Num cenário onde conduzir deixa de ser necessidade e passa a ser escolha, o “gosto de conduzir” poderá renascer como experiência lúdica, como escape, como memória do toque humano numa era de algoritmos. Conduzir para desfrutar — não para chegar.

E quando os automóveis forem elétricos, autónomos, silenciosos, conectados e, em muitos aspetos, estandardizados… o que os distinguirá verdadeiramente? Será ainda a marca o principal fator de decisão? O emblema na grelha frontal continuará a importar?

Ou ganharão relevo outros atributos — o conforto, a experiência digital, o ecossistema de serviços, o infotainment, a integração com os nossos dispositivos e rotinas?

A resposta não é única.

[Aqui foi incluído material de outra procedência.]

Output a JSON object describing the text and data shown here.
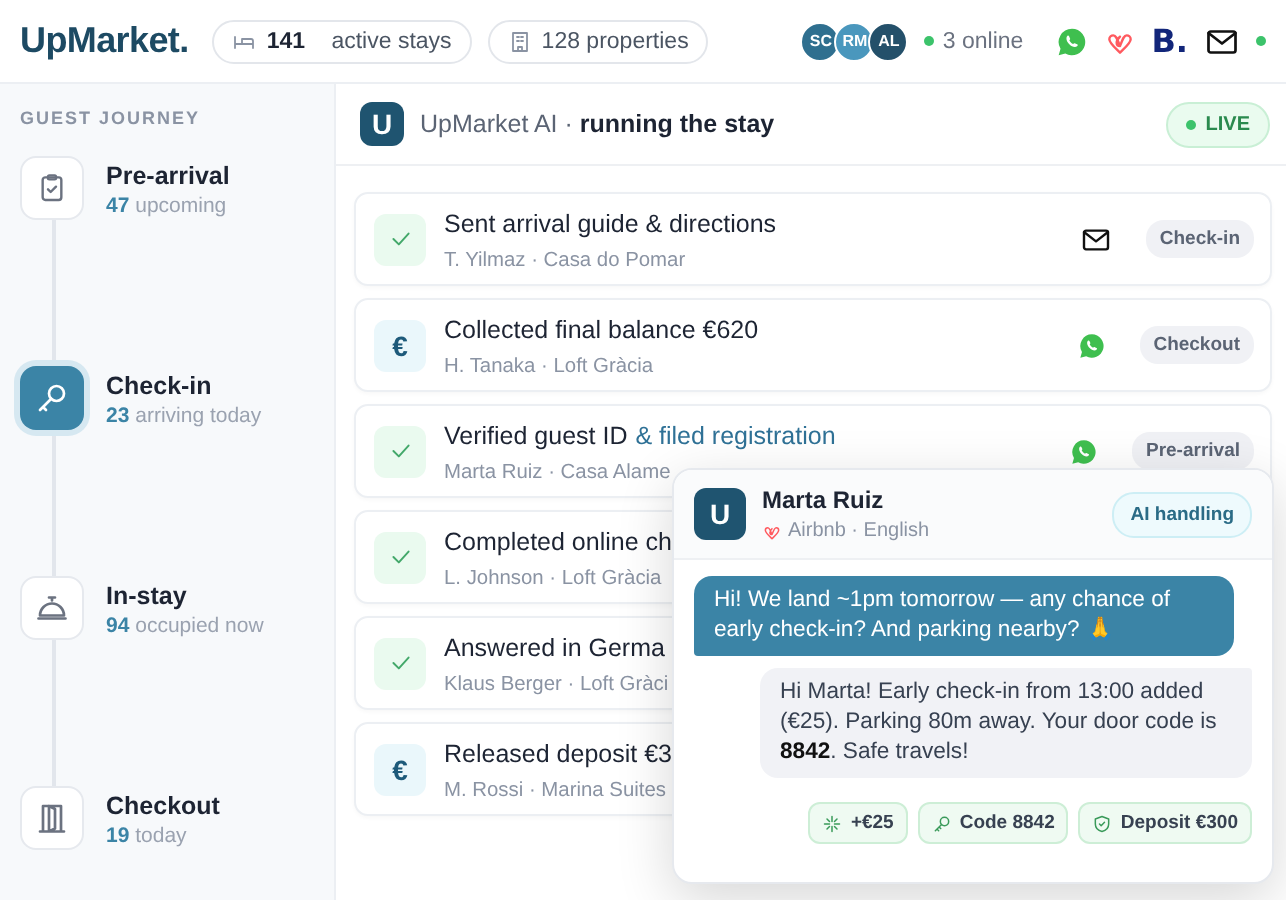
{
  "header": {
    "logo": "UpMarket.",
    "stats": [
      {
        "kind": "stays",
        "count": "141",
        "label": "active stays"
      },
      {
        "kind": "properties",
        "label": "128 properties"
      }
    ],
    "avatars": [
      {
        "initials": "SC",
        "color": "#2f6f8f"
      },
      {
        "initials": "RM",
        "color": "#4a97bd"
      },
      {
        "initials": "AL",
        "color": "#24506a"
      }
    ],
    "online": "3 online",
    "channels": [
      {
        "kind": "whatsapp"
      },
      {
        "kind": "airbnb"
      },
      {
        "kind": "booking",
        "text": "B."
      },
      {
        "kind": "email"
      }
    ]
  },
  "sidebar": {
    "heading": "GUEST JOURNEY",
    "stages": [
      {
        "kind": "clipboard",
        "title": "Pre-arrival",
        "count": "47",
        "detail": "upcoming",
        "selected": false
      },
      {
        "kind": "key",
        "title": "Check-in",
        "count": "23",
        "detail": "arriving today",
        "selected": true
      },
      {
        "kind": "bell",
        "title": "In-stay",
        "count": "94",
        "detail": "occupied now",
        "selected": false
      },
      {
        "kind": "door",
        "title": "Checkout",
        "count": "19",
        "detail": "today",
        "selected": false
      }
    ]
  },
  "feed": {
    "logo": "U",
    "title": "UpMarket AI · **running the stay**",
    "status": "LIVE",
    "items": [
      {
        "kind": "check",
        "title": "Sent arrival guide & directions",
        "subtitle": "T. Yilmaz · Casa do Pomar",
        "channel": {
          "kind": "email"
        },
        "tag": "Check-in"
      },
      {
        "kind": "euro",
        "symbol": "€",
        "title": "Collected final balance €620",
        "subtitle": "H. Tanaka · Loft Gràcia",
        "channel": {
          "kind": "whatsapp"
        },
        "tag": "Checkout"
      },
      {
        "kind": "check",
        "title": "Verified guest ID",
        "highlight": "& filed registration",
        "subtitle": "Marta Ruiz · Casa Alame",
        "channel": {
          "kind": "whatsapp"
        },
        "tag": "Pre-arrival"
      },
      {
        "kind": "check",
        "title": "Completed online ch",
        "subtitle": "L. Johnson · Loft Gràcia"
      },
      {
        "kind": "check",
        "title": "Answered in Germa",
        "subtitle": "Klaus Berger · Loft Gràci"
      },
      {
        "kind": "euro",
        "symbol": "€",
        "title": "Released deposit €3",
        "subtitle": "M. Rossi · Marina Suites"
      }
    ]
  },
  "chat": {
    "logo": "U",
    "name": "Marta Ruiz",
    "source": "Airbnb · English",
    "badge": "AI handling",
    "messages": [
      {
        "kind": "guest",
        "text": "Hi! We land ~1pm tomorrow — any chance of early check-in? And parking nearby? 🙏"
      },
      {
        "kind": "ai",
        "text": "Hi Marta! Early check-in from 13:00 added (€25). Parking 80m away. Your door code is **8842**. Safe travels!"
      }
    ],
    "actions": [
      {
        "kind": "upsell",
        "label": "+€25"
      },
      {
        "kind": "code",
        "label": "Code 8842"
      },
      {
        "kind": "deposit",
        "label": "Deposit €300"
      }
    ]
  }
}
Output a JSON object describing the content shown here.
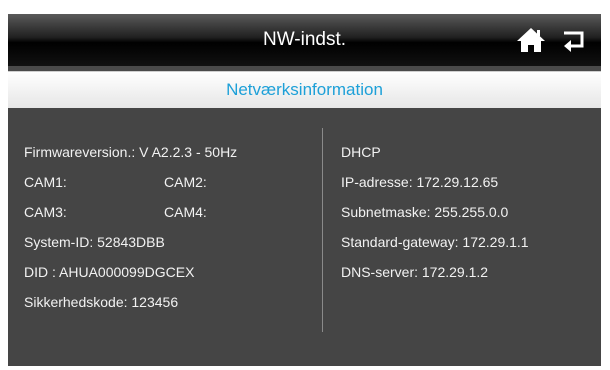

Porque esta transformação acontecerá a diferentes velocidades. O que hoje é tendência nas grandes cidades europeias poderá demorar a chegar aos meios rurais ou a países em desenvolvimento. A transição será assimétrica, mas inevitável.

Neste cenário em mutação acelerada, é legítimo perguntar: estaremos a caminhar para um novo Admirável Mundo Novo da mobilidade?

Acredito que sim. Mas, ao contrário da distopia de Huxley, este mundo pode ser melhor — se assim o quisermos. Mais eficiente, mais sustentável, mais racional. Mas também mais humano, se não nos deixarmos engolir pelo automatismo das soluções e pela ilusão de que a tecnologia resolve tudo.

Acredito sinceramente que, para o consumidor do futuro, o automóvel não será apenas uma máquina, mas uma nova ideia de mobilidade, de liberdade e da forma como nos relacionamos com o tempo.